Note that the capture of the lambda set has a return type that is the recursive Op, the same as the return type of the function the lambda set is a part of. This is all expected, except that the inner return type is not a recursion pointer - it is the unrolled recursive tag union!

({} -||-> [A ({} -|Lam7 ({} -||-> ([A ({} -a-> b), EOF] as b)) as a|-> b), EOF] as b)
                                  ^^^^^^^^^^^^^^^^^^^^^^^^^^^ this should be just "b"!

That is a problem, because the occurs-checker then sees that the lambda set in that position is part of a cycle (indeed it is, but only if b is unrolled in that position - see below). But, really that lambda should not be recursive - the only recursive construct in this procedure is Op, and the lambda is recursive only that is captured by the recursive type Op. It is clear to see that the stack function toNext does not actually capture itself, although the Op type is recursively composed of it.

This is plenty confusing for me, since this is pretty far from the surface syntax already. So let's take a step back and look at the inferred type we expect. Hopefully that will make things clearer.

Suppose we just had

inLine = \toNext -> A (\{} -> toNext {})

this has type

({} -||-> b) -|inline|-> [A ({} -|Lam7 ({} -||-> b)|-> b)]

And just the annotation

inline : Task

gives us the type

({} -||-> ([A ({} -||-> a), EOF] as a)) -||-> ([A ({} -||-> b), EOF] as b)

Great. Now let's trace through unification of these two

:  ({} -||1-> a)                             -|inLine|->  [A ({} -|Lam7 ({} -||1-> a)|3-> a)]
~  ({} -||4-> ([A ({} -||5-> c), EOF] as c)) -||->       ([A ({} -||8-> d), EOF] as d)

Here I've used -||1-> to say "this lambda set is named the variable 1".

We can now see that we have the following constraints:

a = c = ([A ({} -||5-> c), EOF] as c)
a = d = ([A ({} -||8-> d), EOF] as d)
d     = ([A ({} -|Lam7 ({} -||1-> a)|3-> a)])
||1 = ||4

putting that together we get the solution

a = c = d = ([A ({} -|Lam7 ({} -||14-> d)|583-> d), EOF] as d)

where -||583-> means this is a lambda set where 5, 8, 3 are now equivalent variables.

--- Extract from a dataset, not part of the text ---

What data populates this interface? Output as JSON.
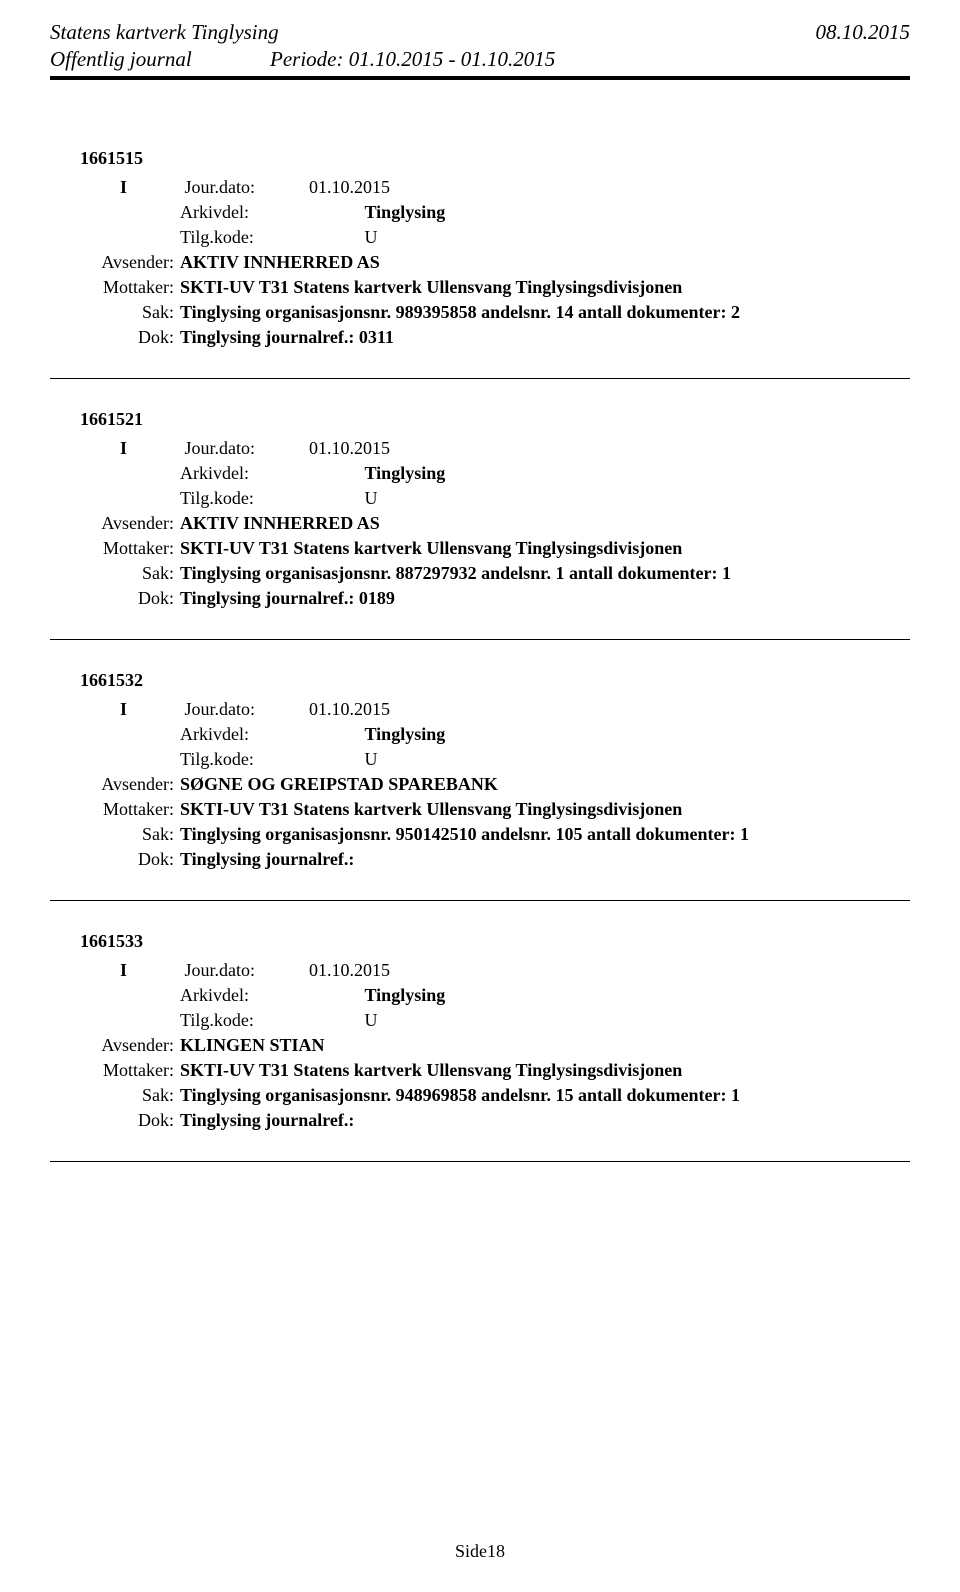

Okay, we can plug this back into the unification and see we end up with the type


:  ({} -||1-> a)                             -|inLine|->  [A ({} -|Lam7 ({} -||1-> a)|3-> a)]
~  ({} -||4-> ([A ({} -||5-> c), EOF] as c)) -||->       ([A ({} -||8-> d), EOF] as d)
=>
({} -||14-> ([A ({} -|Lam7 ({} -||14-> d)|583-> d), EOF] as d))
-|inLine|-> ([A ({} -|Lam7 ({} -||14-> d)|583-> d), EOF] as d)

This is what I expect - that Lam7 is not explicitly recursive in its lambda set, but is accounted for being a part of the recursive type d, because it is a part of the definition of d.

Let's look at the difference between this and the originally inferred type.

EXPECTED

({} -||-> ([A ({} -|Lam7 ({} -||-> d)|-> d), EOF] as d))

ACTUAL

({} -||-> ([A ({} -|Lam7 ({} -||-> ([A ({} -a-> b), EOF] as b)) as a|-> b), EOF] as b))

if we unroll the nested d in the type of the capture of Lam7 in the expected type we end up with

({} -||14-> ([A ({} -|Lam7 ({} -||14-> ([A ({} -|Lam7 ({} -||14-> d)|583-> d), EOF] as d))|583-> d), EOF] as d))

and now, indeed, the lambda set given by the equivalent variables 5/8/3 appears recursive - the occurs checker will see it as so, and try to mark it recursive, since 583 appears inside the captures of 583.

So, we need to repack nested recursive tag unions that appear under themselves to be recursion pointers, and not unrolled in this form. How exactly we get there is not totally clear to me yet.

I suspect this to be the main problem in this issue.